Multiple videos have popped up online since the original went viral. Some children have a look of shock and awe on their face, others don’t react too much.

Roberto Wakerell-Cruz Montreal QC

A new trend has popped up around the web that has some wondering whether it could cause long-term psychological damage to their babies.

Videos have been tweeted of parents hitting stuffed animals of children who refuse to eat, essentially spooking them into eating the formerly rejected food.

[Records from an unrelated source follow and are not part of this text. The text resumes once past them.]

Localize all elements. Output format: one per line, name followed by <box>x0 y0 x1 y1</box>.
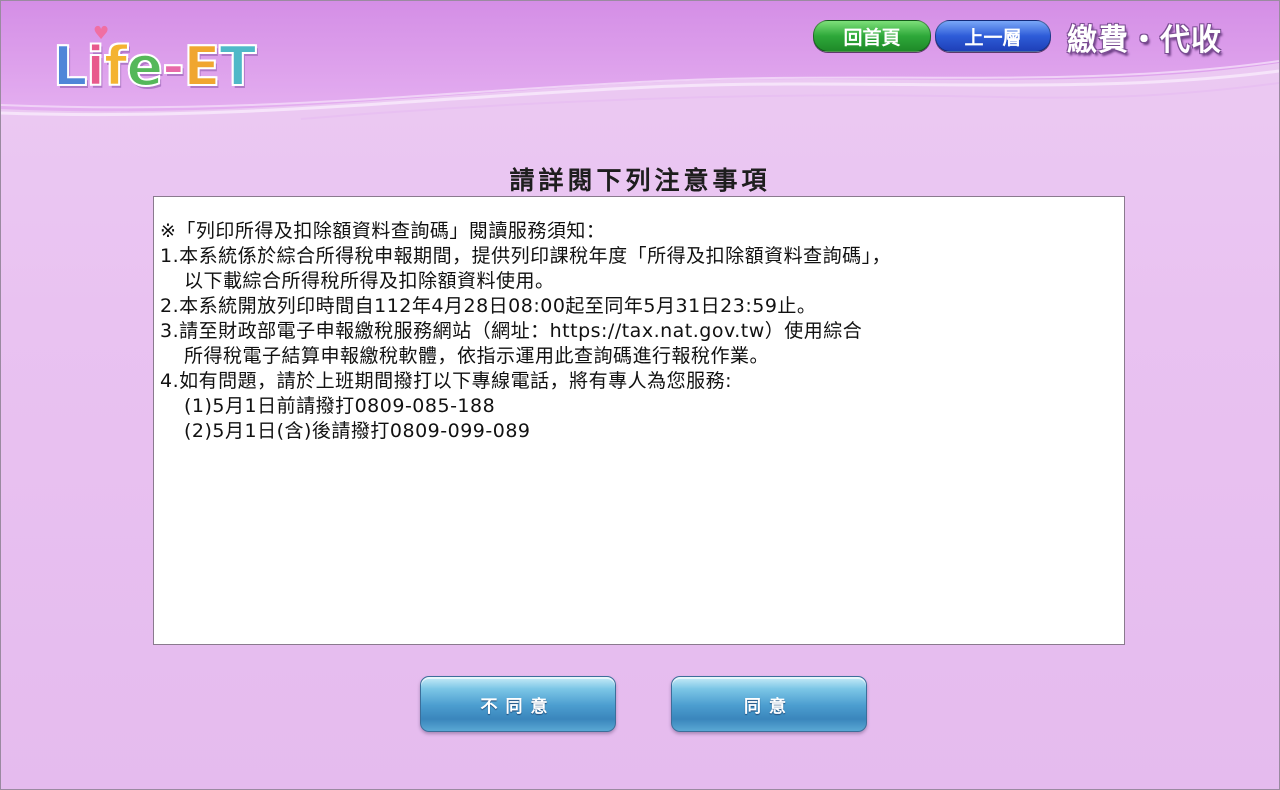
agree-button[interactable]: 同意 <box>671 676 867 732</box>
notice-line: (2)5月1日(含)後請撥打0809-099-089 <box>184 420 531 442</box>
life-et-logo: Life-ET <box>52 34 257 99</box>
notice-panel: ※「列印所得及扣除額資料查詢碼」閱讀服務須知： 1.本系統係於綜合所得稅申報期間，… <box>153 196 1125 645</box>
back-button[interactable]: 上一層 <box>935 20 1051 52</box>
notice-line: 2.本系統開放列印時間自112年4月28日08:00起至同年5月31日23:59… <box>160 295 817 317</box>
notice-line: 1.本系統係於綜合所得稅申報期間，提供列印課稅年度「所得及扣除額資料查詢碼」， <box>160 245 892 267</box>
notice-line: 4.如有問題，請於上班期間撥打以下專線電話，將有專人為您服務: <box>160 370 733 392</box>
notice-line: ※「列印所得及扣除額資料查詢碼」閱讀服務須知： <box>160 220 606 242</box>
notice-line: 所得稅電子結算申報繳稅軟體，依指示運用此查詢碼進行報稅作業。 <box>184 345 770 367</box>
home-button[interactable]: 回首頁 <box>813 20 931 52</box>
disagree-button[interactable]: 不同意 <box>420 676 616 732</box>
notice-line: 3.請至財政部電子申報繳稅服務網站（網址：https://tax.nat.gov… <box>160 320 863 342</box>
notice-line: (1)5月1日前請撥打0809-085-188 <box>184 395 496 417</box>
notice-line: 以下載綜合所得稅所得及扣除額資料使用。 <box>184 270 555 292</box>
section-title: 繳費・代收 <box>1067 23 1222 58</box>
kiosk-screen: ♥ Life-ET 回首頁 上一層 繳費・代收 請詳閱下列注意事項 ※「列印所得… <box>0 0 1280 790</box>
page-heading: 請詳閱下列注意事項 <box>509 166 771 195</box>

One tweet shows a child shaking his head “no” at a spoonful of food. It’s at this point that the child’s father grabs a Micky Mouse Toy, and begins to beat it with a closed fist against the dinner table.

The child glimpses back at his father, and then eats the spoonful without any hesitation.

Multiple videos have popped up online since the original went viral. Some children have a look of shock and awe on their face, others don’t react too much.

One childhood consultant interviewed by CTV News, Julie Romanowski, called the act “disturbing,” and confirmed what many fears, calling it a “psychological punishment.”

“To have anybody beating anything for any reason is a hard ‘no’ when it comes to children,” said Romanowski. “Kids absorb everything.”

“I would think that a majority of children would probably think, ‘Oh gosh, that’s coming to me next or one day,’” Romanowski explained.

Romanowski stated that the fear-based approach communicates to a baby that “if you don’t do what I say, something bad is going to happen to you, your teddy, or whatever.”

She also says that the tactic also communicates to babies that hurting someone, or damaging items, is okay when you want to get a point across. The aggressive tactic, claims Romanowski, can form the “foundational basis of bullying.”

Though the trend has gone viral lately and has been called a “new” form of feeding, the principle of damaging something personal to a child in order to get them to eat is a practice as old as dirt.

According to the CTV, the tactic mirrors “whipping boys,” a term that was used as far back as the mid 17th century. They were real children who were taught alongside young royalty, who were punished for the royals’ behaviour. Though the evidence for this practice is dodgy, it has become a common part of parlance.